JASON TODD

    JASON TODD

    ও ┃insomniac.

    JASON TODD
    c.ai

    You didn’t sleep anymore. Not really.

    Not in the way people should. Not in the way that felt restful. Most nights you closed your eyes and drifted for maybe ten minutes — maybe — before your body jolted awake again like it had forgotten how to let go.

    The bags under your eyes were permanent now, darkened and hollowed like bruises of exhaustion. Your patience wore thin. The smallest things pulled reactions from you — frustration, snapping, tears that spilled without warning. Jason never took it personally. He knew. You were tired. So, so tired.

    And it didn’t help that you were a psychologist.

    How the hell were you meant to hold others together, give them tools, healing, hope — when you could barely breathe between each crashing wave in your own mind?

    The air was cold this morning, heavy with fog. Gotham’s skyline disappeared into the grey mist, the city’s chaos still asleep beneath it all — for now. You stood barefoot on the balcony, wearing one of Jason’s long-sleeved shirts and a pair of worn pajama pants. Bed hair flattened on one side. A cigarette burned between your fingers.

    You weren’t even sure how long you’d been standing there.

    It always happened like this. Jason would shift in the sheets behind you, reach out instinctively — only to find empty blankets. His eyes would blink open slowly. His body would register the absence before his mind did. And then, like clockwork, he’d sit up, glance to the glass doors, and find you.

    Leaning on the railing. Silent. Still. Watching Gotham as if waiting for it to say something back.

    You heard the balcony door slide open behind you, soft on its track. But you didn’t turn.

    “You shouldn’t be up,” Jason murmured, voice rough with sleep but steady.

    Then came the sigh — the kind he only gave when he was trying to be soft with something he couldn’t fix.

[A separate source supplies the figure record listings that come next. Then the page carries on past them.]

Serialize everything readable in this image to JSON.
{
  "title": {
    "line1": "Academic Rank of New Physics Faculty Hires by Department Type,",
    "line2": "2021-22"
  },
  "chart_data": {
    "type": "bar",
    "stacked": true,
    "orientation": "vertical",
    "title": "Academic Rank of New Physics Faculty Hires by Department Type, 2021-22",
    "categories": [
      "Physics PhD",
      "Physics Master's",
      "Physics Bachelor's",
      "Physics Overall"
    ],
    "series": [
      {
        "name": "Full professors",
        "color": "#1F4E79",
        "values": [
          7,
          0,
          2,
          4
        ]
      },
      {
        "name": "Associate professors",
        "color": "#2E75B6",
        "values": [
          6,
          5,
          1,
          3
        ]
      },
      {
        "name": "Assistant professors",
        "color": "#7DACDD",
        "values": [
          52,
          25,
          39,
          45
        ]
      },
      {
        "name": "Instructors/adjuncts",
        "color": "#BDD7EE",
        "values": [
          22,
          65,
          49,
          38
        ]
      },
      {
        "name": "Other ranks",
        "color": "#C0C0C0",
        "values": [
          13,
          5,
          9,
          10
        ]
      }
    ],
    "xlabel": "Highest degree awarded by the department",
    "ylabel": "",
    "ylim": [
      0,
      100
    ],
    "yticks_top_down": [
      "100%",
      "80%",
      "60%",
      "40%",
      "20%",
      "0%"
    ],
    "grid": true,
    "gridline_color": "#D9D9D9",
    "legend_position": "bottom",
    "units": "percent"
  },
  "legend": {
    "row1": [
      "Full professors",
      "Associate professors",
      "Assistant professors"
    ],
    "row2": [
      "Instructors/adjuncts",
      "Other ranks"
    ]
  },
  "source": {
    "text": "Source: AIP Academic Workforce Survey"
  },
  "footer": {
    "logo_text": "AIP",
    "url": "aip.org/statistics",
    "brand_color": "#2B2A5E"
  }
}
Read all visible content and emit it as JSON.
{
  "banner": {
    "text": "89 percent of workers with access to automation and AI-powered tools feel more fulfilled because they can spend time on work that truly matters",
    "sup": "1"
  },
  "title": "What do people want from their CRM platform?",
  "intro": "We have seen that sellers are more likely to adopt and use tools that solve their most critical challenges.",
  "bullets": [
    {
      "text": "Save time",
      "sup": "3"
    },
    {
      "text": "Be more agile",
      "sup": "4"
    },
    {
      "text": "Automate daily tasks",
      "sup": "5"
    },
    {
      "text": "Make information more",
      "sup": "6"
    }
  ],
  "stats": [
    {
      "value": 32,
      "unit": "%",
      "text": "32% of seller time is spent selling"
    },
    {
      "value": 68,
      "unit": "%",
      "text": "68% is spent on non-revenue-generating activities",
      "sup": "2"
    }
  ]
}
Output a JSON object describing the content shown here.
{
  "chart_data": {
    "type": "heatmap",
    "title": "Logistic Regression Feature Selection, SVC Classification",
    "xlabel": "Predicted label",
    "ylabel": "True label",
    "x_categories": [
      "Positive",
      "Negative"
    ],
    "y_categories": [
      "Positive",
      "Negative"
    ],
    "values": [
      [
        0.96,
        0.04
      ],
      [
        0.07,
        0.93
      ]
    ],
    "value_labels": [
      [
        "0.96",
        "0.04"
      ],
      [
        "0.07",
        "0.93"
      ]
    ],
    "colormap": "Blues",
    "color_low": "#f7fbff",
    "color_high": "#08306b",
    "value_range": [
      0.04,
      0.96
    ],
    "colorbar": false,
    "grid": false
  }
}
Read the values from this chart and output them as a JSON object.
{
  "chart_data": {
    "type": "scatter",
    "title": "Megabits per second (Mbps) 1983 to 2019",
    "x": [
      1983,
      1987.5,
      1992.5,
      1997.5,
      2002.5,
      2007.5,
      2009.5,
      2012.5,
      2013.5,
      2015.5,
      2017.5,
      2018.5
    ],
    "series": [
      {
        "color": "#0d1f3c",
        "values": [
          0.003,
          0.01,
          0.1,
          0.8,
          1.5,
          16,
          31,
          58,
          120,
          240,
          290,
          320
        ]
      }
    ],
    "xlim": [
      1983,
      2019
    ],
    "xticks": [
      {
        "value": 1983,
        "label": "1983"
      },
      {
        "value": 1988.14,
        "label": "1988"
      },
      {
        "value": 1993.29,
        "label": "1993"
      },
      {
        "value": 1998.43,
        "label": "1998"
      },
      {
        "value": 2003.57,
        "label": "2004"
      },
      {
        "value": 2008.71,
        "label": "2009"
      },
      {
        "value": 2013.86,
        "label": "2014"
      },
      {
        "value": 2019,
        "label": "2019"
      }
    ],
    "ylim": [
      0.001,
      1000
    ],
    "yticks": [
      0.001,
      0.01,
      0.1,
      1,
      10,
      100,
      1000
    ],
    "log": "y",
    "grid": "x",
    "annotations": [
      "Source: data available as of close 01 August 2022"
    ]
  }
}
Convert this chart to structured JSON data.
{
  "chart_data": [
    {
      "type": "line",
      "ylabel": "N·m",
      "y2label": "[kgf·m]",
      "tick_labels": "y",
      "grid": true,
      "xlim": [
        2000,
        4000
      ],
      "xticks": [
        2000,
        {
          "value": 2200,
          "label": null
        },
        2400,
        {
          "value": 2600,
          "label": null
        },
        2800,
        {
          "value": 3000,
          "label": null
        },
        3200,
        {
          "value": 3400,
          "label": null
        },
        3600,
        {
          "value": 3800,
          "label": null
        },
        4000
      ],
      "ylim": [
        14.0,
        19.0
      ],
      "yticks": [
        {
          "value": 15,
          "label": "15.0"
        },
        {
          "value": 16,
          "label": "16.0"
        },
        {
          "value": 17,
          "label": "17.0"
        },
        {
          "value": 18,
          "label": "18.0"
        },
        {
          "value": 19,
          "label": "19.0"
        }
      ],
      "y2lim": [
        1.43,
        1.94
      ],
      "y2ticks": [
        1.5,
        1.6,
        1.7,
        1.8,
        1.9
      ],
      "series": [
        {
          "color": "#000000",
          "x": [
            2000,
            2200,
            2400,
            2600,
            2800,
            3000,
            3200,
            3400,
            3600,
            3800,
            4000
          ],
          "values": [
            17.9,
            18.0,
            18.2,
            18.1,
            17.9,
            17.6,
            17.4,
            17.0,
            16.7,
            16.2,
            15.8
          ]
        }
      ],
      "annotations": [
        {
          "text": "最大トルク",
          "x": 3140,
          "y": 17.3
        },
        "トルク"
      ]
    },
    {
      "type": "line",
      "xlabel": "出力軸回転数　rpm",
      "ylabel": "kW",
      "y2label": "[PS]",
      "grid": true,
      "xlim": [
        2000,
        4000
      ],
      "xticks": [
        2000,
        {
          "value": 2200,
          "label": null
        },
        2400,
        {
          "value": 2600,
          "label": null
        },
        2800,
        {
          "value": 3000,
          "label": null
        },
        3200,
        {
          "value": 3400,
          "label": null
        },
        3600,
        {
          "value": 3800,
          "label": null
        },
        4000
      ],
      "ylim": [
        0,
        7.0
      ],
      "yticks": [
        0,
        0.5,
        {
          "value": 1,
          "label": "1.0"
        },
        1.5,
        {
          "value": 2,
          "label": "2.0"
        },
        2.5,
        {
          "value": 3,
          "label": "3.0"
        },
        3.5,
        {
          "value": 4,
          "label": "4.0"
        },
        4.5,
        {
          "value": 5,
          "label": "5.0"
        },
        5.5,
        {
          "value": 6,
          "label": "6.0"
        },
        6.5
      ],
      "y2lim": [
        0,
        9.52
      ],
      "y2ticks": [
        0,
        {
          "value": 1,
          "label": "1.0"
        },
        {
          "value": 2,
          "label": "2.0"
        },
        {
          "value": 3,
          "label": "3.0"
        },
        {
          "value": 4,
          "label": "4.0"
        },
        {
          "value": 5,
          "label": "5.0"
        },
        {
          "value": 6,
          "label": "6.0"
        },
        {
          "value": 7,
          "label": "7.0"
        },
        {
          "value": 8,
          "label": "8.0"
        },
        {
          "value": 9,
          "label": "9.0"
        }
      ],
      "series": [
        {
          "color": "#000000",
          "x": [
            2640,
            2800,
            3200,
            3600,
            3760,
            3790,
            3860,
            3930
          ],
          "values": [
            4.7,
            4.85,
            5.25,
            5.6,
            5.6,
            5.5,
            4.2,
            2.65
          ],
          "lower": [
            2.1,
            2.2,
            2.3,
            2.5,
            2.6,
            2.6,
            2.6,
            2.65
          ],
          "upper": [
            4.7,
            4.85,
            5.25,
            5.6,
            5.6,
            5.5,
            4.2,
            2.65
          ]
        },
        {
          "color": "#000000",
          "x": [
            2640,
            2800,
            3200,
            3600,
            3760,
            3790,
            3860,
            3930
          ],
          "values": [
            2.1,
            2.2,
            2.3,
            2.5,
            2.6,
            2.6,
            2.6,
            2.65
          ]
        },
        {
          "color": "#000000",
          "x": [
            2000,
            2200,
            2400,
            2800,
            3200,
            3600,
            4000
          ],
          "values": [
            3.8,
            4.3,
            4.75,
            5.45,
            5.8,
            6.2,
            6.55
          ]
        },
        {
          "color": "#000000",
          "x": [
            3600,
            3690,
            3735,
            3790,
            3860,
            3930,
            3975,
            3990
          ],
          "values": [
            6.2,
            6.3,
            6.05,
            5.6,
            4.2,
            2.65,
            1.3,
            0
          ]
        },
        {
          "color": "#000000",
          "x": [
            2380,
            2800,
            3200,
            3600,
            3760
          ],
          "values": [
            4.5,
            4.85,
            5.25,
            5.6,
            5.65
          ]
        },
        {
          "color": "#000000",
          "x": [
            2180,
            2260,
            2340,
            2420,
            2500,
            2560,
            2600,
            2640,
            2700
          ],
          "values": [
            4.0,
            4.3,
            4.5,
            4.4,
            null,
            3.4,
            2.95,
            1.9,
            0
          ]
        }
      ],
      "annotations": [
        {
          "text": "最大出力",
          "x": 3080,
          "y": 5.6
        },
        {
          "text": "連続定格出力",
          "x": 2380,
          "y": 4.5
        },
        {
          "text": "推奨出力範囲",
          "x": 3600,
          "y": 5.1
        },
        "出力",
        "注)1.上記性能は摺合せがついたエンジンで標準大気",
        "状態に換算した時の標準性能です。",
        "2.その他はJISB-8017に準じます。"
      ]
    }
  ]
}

    “But I know you can’t control it.”

    Your lips twitched, a bitter smile flickering and dying just as fast. The cigarette burned near the filter. You tapped it off into the tray without a word.

    Jason stepped up behind you, his warmth pressing into your back. His arms slid around your waist and rested there — grounding, gentle, without demand. He didn't try to talk it away or offer solutions you’d already tried a thousand times. He just held you. Quietly. Like he always did.

    Your hands found his and wrapped them tighter around you.

    “I’m exhausted, Jay,” you whispered, your voice cracked and threadbare. “I feel like I’m falling apart.”

    “I know,” he said, low against your neck. “But you’re not alone. Not for a second.”

    You let your head fall back against his shoulder, eyes fluttering shut for just a moment. His heartbeat thudded steady behind your ribs — a rhythm to anchor yourself to.

    The fog began to break. Somewhere in the distance, Gotham started to stir. And for now — just now — that was enough.